Les besoins de la course à l’IA, quel qu’en soit le vainqueur

Un grand nombre d’entreprises qui développent des modèles ou des plateformes d’IA sont exceptionnelles. Cependant, il est difficile de prédire lesquelles seront en mesure de créer durablement de la valeur sur le long terme. Il est tout à fait possible d’avoir raison sur la question de l’importance de l’IA, mais de se tromper sur le choix du vainqueur ! Le réseau de distribution d’électricité fait exception, car il doit être modernisé quoi qu’il arrive, que ce soit du fait de l’essor de l’électrification, de l’intégration des énergies renouvelables et désormais de l’IA. 

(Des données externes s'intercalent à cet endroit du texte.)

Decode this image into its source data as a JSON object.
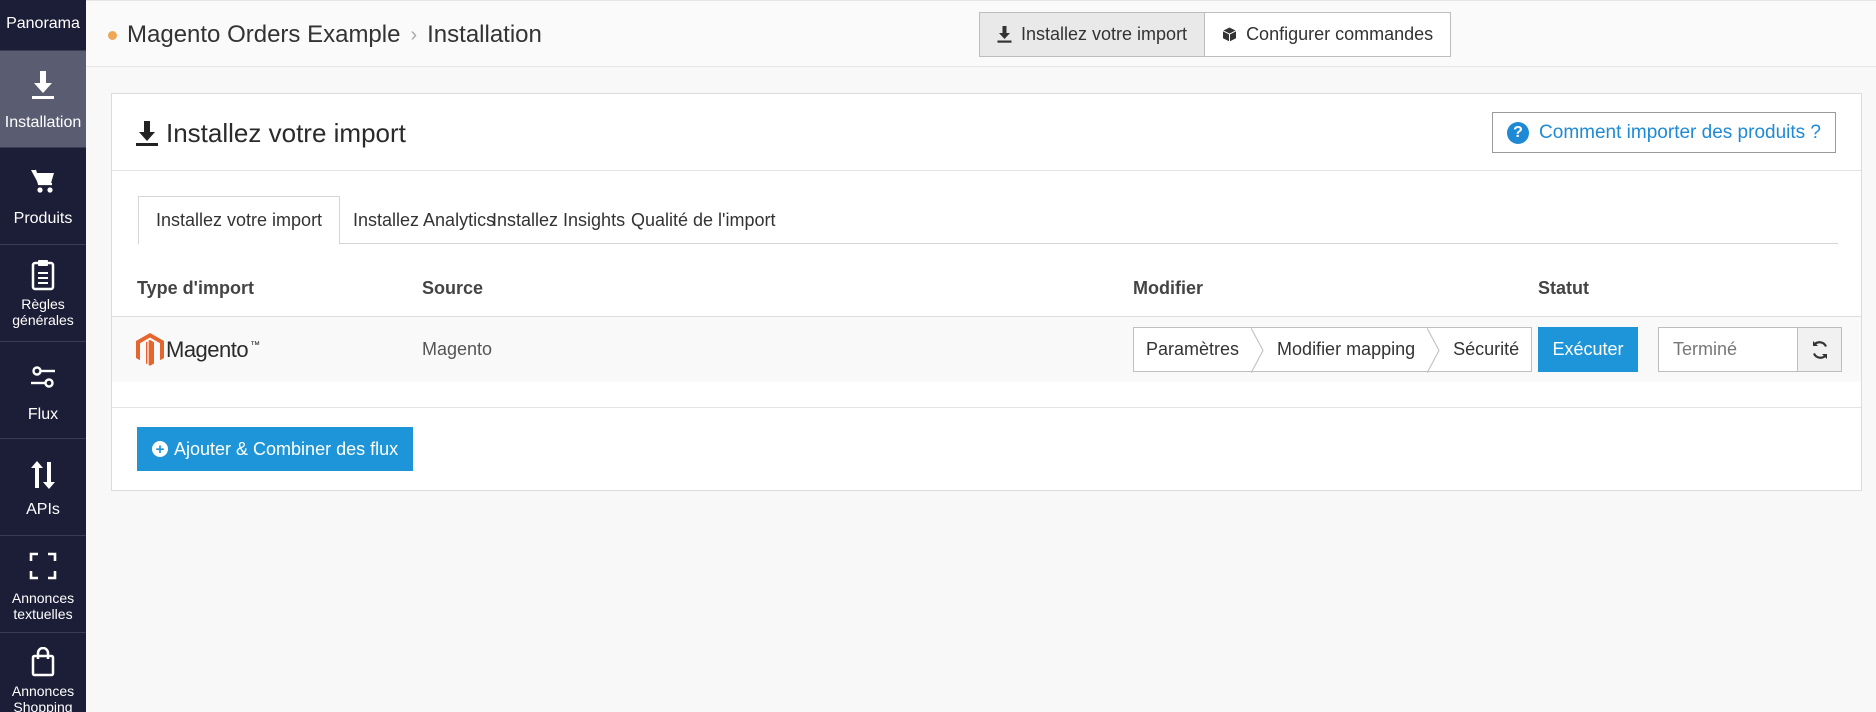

Les câbles et le stockage, ou d’autres éléments contribuant à l’infrastructure du réseau, peuvent constituer une approche plus neutre pour participer au développement de l’IA. De plus, cette approche contribue à relever un défi majeur: construire un système énergétique plus propre, plus résilient et plus abordable qui profite à l’ensemble des entreprises.